NEW YORK, Oct 9 (Reuters) Relatives of patients with Parkinson's disease appear to be at increased risk for impaired thinking and dementia, suggesting the presence of shared susceptibility factors, new research indicates. Whether these factors are genetic or whether they relate to a shared lifestyle will require further study.
The association is primarily seen among families of patients who are younger when the develop Parkinson's disease, ''but the risk does not vary across relatives of patients with different (symptoms) of Parkinson's disease,'' Dr Walter A Rocca, from the Mayo Clinic College of Medicine in Rochester, Minnesota, and colleagues report in the Archives of Neurology.
Rocca's team conducted a study involving 1019 first-degree relatives of 162 Parkinson's disease patients and 858 relatives of 147 similar subjects without the disease. Thinking ability was measured via telephone questionnaire or, in demented subjects, by interviewing close associates. In addition, the medical records of demented subjects were reviewed to confirm the diagnosis.
Relatives of Parkinson's disease patients were 37 per cent more likely to show thinking deficits or dementia than were relatives of naffected subjects, the report indicates.
As noted, the heightened risk in relatives was most apparent if Parkinson's disease developed at 66 years of age or younger.
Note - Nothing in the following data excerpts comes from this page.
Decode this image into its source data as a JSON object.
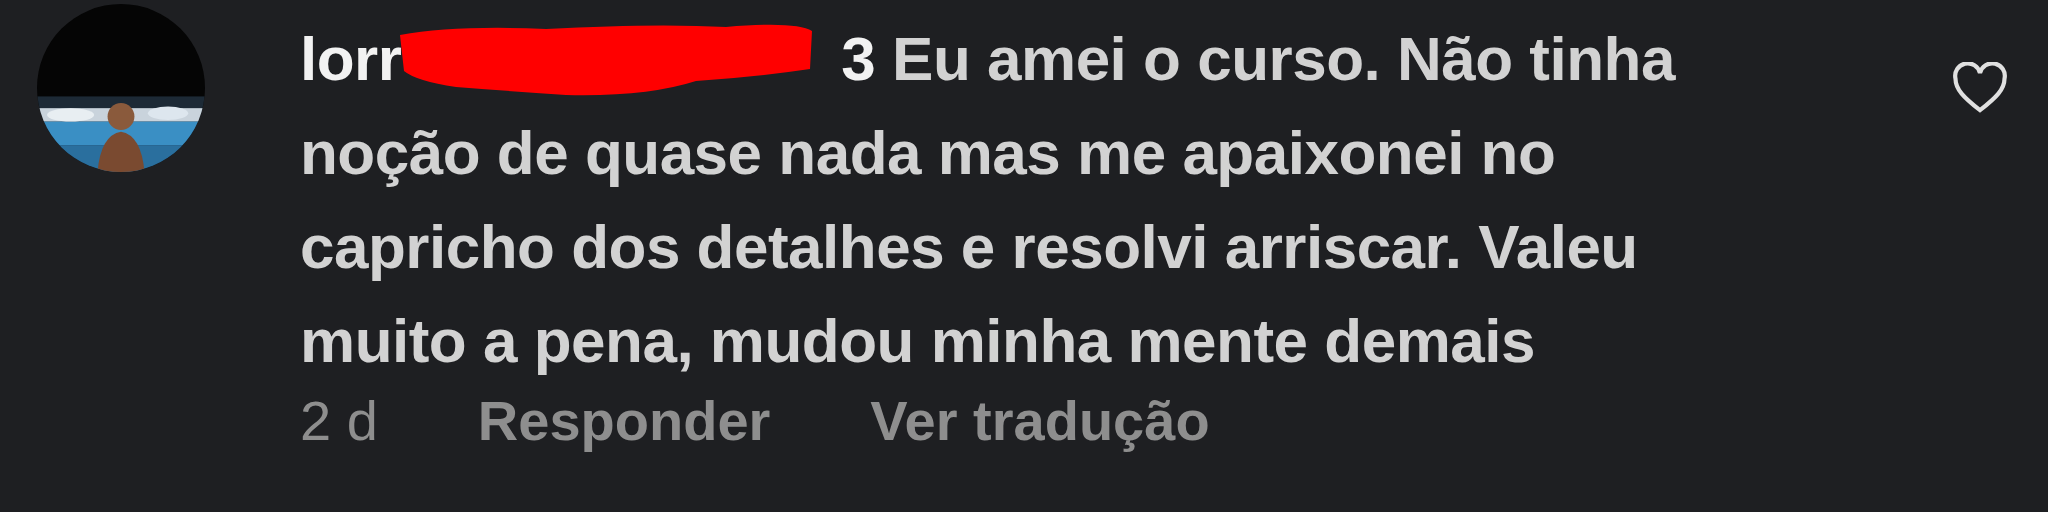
{
  "comment": {
    "username_parts": [
      "lorr",
      "3"
    ],
    "redacted": true,
    "text": "Eu amei o curso. Não tinha noção de quase nada mas me apaixonei no capricho dos detalhes e resolvi arriscar. Valeu muito a pena, mudou minha mente demais",
    "liked": false,
    "time": "2 d",
    "actions": [
      "Responder",
      "Ver tradução"
    ]
  }
}
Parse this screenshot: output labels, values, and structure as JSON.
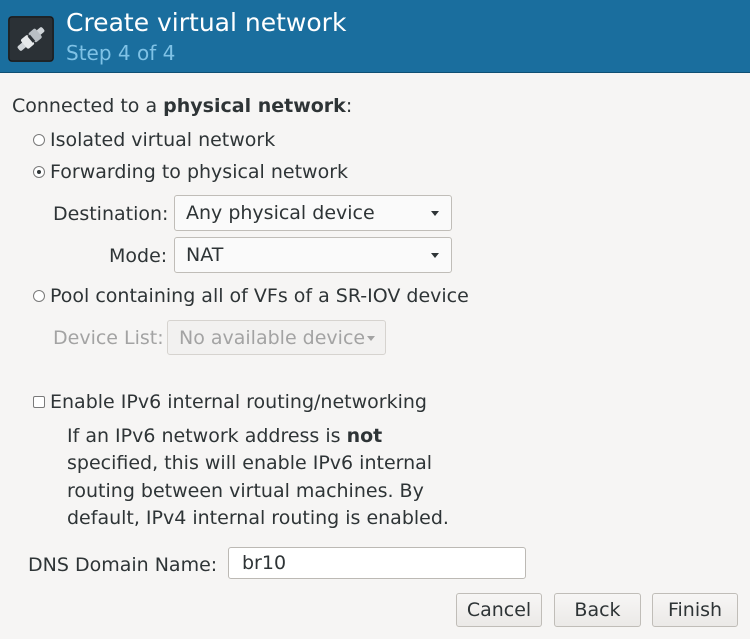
{
  "header": {
    "title": "Create virtual network",
    "subtitle": "Step 4 of 4",
    "icon": "network-wizard-icon",
    "background": "#1a6e9e",
    "subtitle_color": "#7fc2e6"
  },
  "connection": {
    "prefix": "Connected to a ",
    "bold": "physical network",
    "suffix": ":"
  },
  "options": {
    "isolated": {
      "label": "Isolated virtual network",
      "checked": false
    },
    "forwarding": {
      "label": "Forwarding to physical network",
      "checked": true
    },
    "sriov": {
      "label": "Pool containing all of VFs of a SR-IOV device",
      "checked": false
    }
  },
  "destination": {
    "label": "Destination:",
    "value": "Any physical device"
  },
  "mode": {
    "label": "Mode:",
    "value": "NAT"
  },
  "device_list": {
    "label": "Device List:",
    "value": "No available device",
    "enabled": false
  },
  "ipv6": {
    "label": "Enable IPv6 internal routing/networking",
    "checked": false,
    "desc_line1_prefix": "If an IPv6 network address is ",
    "desc_line1_bold": "not",
    "desc_line2": "specified, this will enable IPv6 internal",
    "desc_line3": "routing between virtual machines.  By",
    "desc_line4": "default, IPv4 internal routing is enabled."
  },
  "dns": {
    "label": "DNS Domain Name:",
    "value": "br10"
  },
  "buttons": {
    "cancel": "Cancel",
    "back": "Back",
    "finish": "Finish"
  }
}
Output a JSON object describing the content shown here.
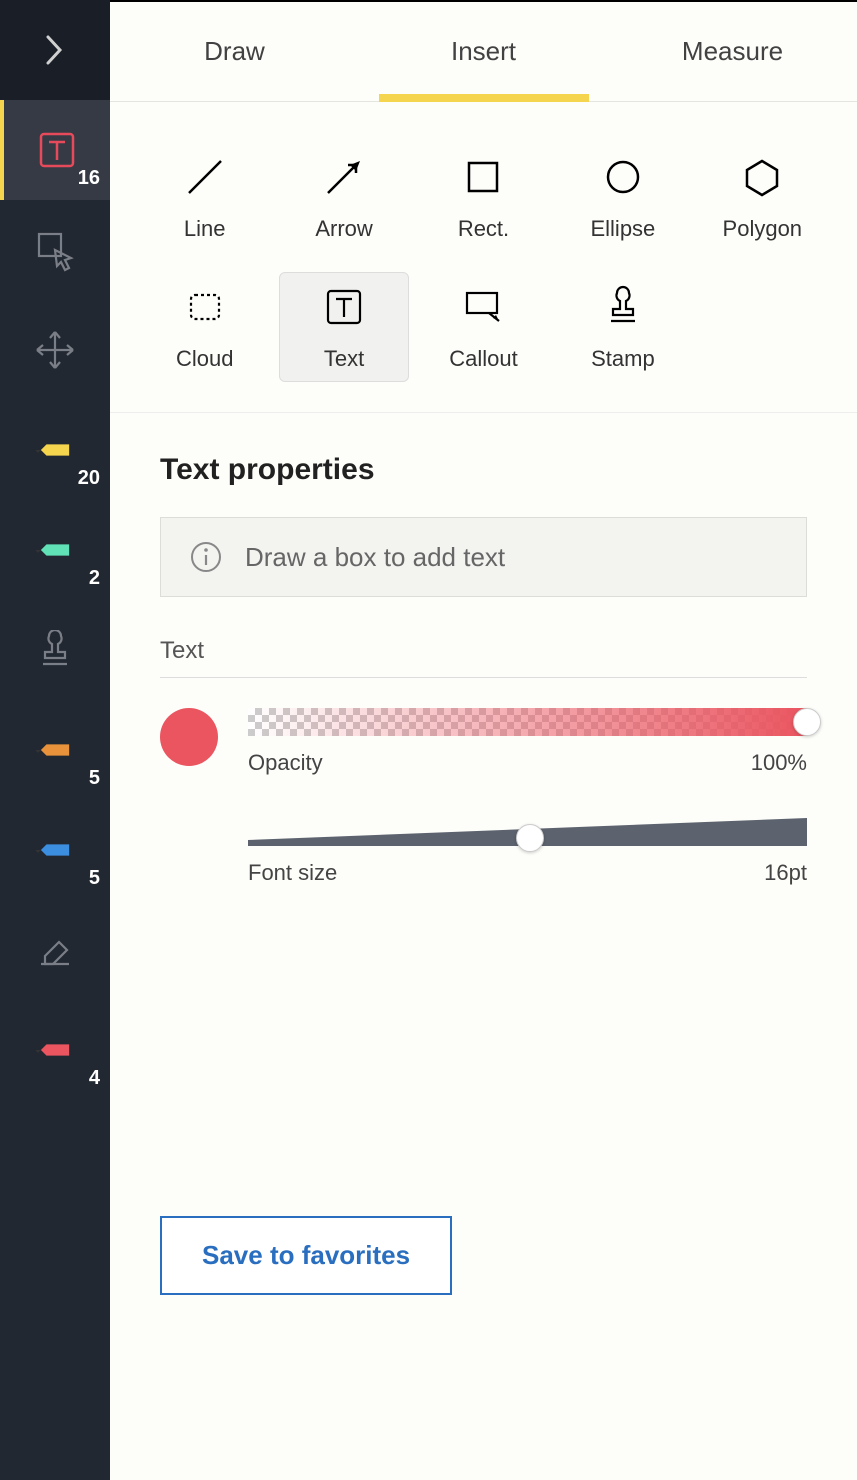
{
  "sidebar": {
    "items": [
      {
        "name": "expand",
        "badge": ""
      },
      {
        "name": "text-tool",
        "badge": "16",
        "active": true
      },
      {
        "name": "select-tool",
        "badge": ""
      },
      {
        "name": "pan-tool",
        "badge": ""
      },
      {
        "name": "pen-yellow",
        "badge": "20",
        "color": "#f5d54e"
      },
      {
        "name": "pen-mint",
        "badge": "2",
        "color": "#61e2b6"
      },
      {
        "name": "stamp-tool",
        "badge": ""
      },
      {
        "name": "pen-orange",
        "badge": "5",
        "color": "#e8923b"
      },
      {
        "name": "pen-blue",
        "badge": "5",
        "color": "#3c8fe0"
      },
      {
        "name": "eraser",
        "badge": ""
      },
      {
        "name": "pen-red",
        "badge": "4",
        "color": "#ea5560"
      }
    ]
  },
  "tabs": [
    {
      "label": "Draw",
      "active": false
    },
    {
      "label": "Insert",
      "active": true
    },
    {
      "label": "Measure",
      "active": false
    }
  ],
  "shapes": [
    {
      "label": "Line"
    },
    {
      "label": "Arrow"
    },
    {
      "label": "Rect."
    },
    {
      "label": "Ellipse"
    },
    {
      "label": "Polygon"
    },
    {
      "label": "Cloud"
    },
    {
      "label": "Text",
      "selected": true
    },
    {
      "label": "Callout"
    },
    {
      "label": "Stamp"
    }
  ],
  "properties": {
    "title": "Text properties",
    "hint": "Draw a box to add text",
    "section_label": "Text",
    "opacity_label": "Opacity",
    "opacity_value": "100%",
    "fontsize_label": "Font size",
    "fontsize_value": "16pt",
    "color": "#ea5560"
  },
  "actions": {
    "save_label": "Save to favorites"
  }
}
Relatives of patients with Parkinson's at a younger age were 73 per cent more likely to have thinking impairments or dementia than were relative of unaffected subjects.
To confirm their findings, the researchers also examined the risk of thinking impairments in 2,716 first-degree relatives of 411 Parkinson's disease patients referred to the Mayo Clinic. This analysis showed that the association was confined to relatives of patients with younger age at onset.